# New A6 owner



## VW Group Fan (Nov 18, 2007)

I just traded in my 2004 VW Touareg in for a well-appointed A6. What a great car- sports sedan drive with a luxurious interior. It does not scream. "look at my expensive car ove here!"- it is subtle. Needless to say, I have gotten many glances as a drive!
My Audi dealership was great, too.

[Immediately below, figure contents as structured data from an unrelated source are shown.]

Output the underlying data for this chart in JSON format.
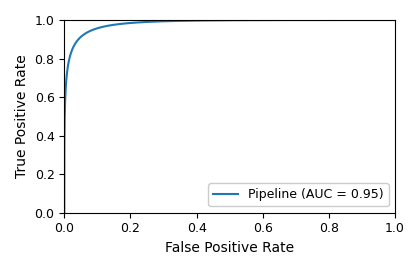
{
  "title": "",
  "xlabel": "False Positive Rate",
  "ylabel": "True Positive Rate",
  "legend_label": "Pipeline (AUC = 0.95)",
  "line_color": "#1f77b4",
  "auc": 0.95,
  "xlim": [
    0.0,
    1.0
  ],
  "ylim": [
    0.0,
    1.0
  ],
  "xticks": [
    0.0,
    0.2,
    0.4,
    0.6,
    0.8,
    1.0
  ],
  "yticks": [
    0.0,
    0.2,
    0.4,
    0.6,
    0.8,
    1.0
  ],
  "figsize": [
    4.2,
    2.7
  ],
  "dpi": 100,
  "background_color": "#ffffff",
  "curve_alpha": 0.07,
  "linewidth": 1.5
}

A wonderfull buying experience all around!


----------



## zuma (Jul 30, 2006)

congrats! post some pics


----------



## BHB (Oct 26, 2004)

*Re: New A6 owner (VW Group Fan)*

another TReg to A6 owner http://****************.com/smile/emthup.gif 
welcome, and lets see the pics!


----------



## Glenn in Den (Aug 15, 2005)

*Re: New A6 owner (bhb399mm)*


_Quote, originally posted by *bhb399mm* »_another TReg to A6 owner http://****************.com/smile/emthup.gif 


Yes, I'm noticing this now that I came here to learn about the A6. I'm currently selling my 06 Touareg and the A6 is on my short list. I wanted a car from the get go, and only bought the T-reg to fill the "shoes" that rightfully belongs to two vehicles.
I have VagCom for my A4 and the T-reg . . . what kind of VagCom tricks can I do with an 06 A6?
How good is the nav? Is it worth the extra $$$ ?
In case anyone is interested, the other cars on the short list are the TL and the E320 (but only the Diesel).












_Modified by Glenn in Den at 11:35 AM 1-15-2008_


----------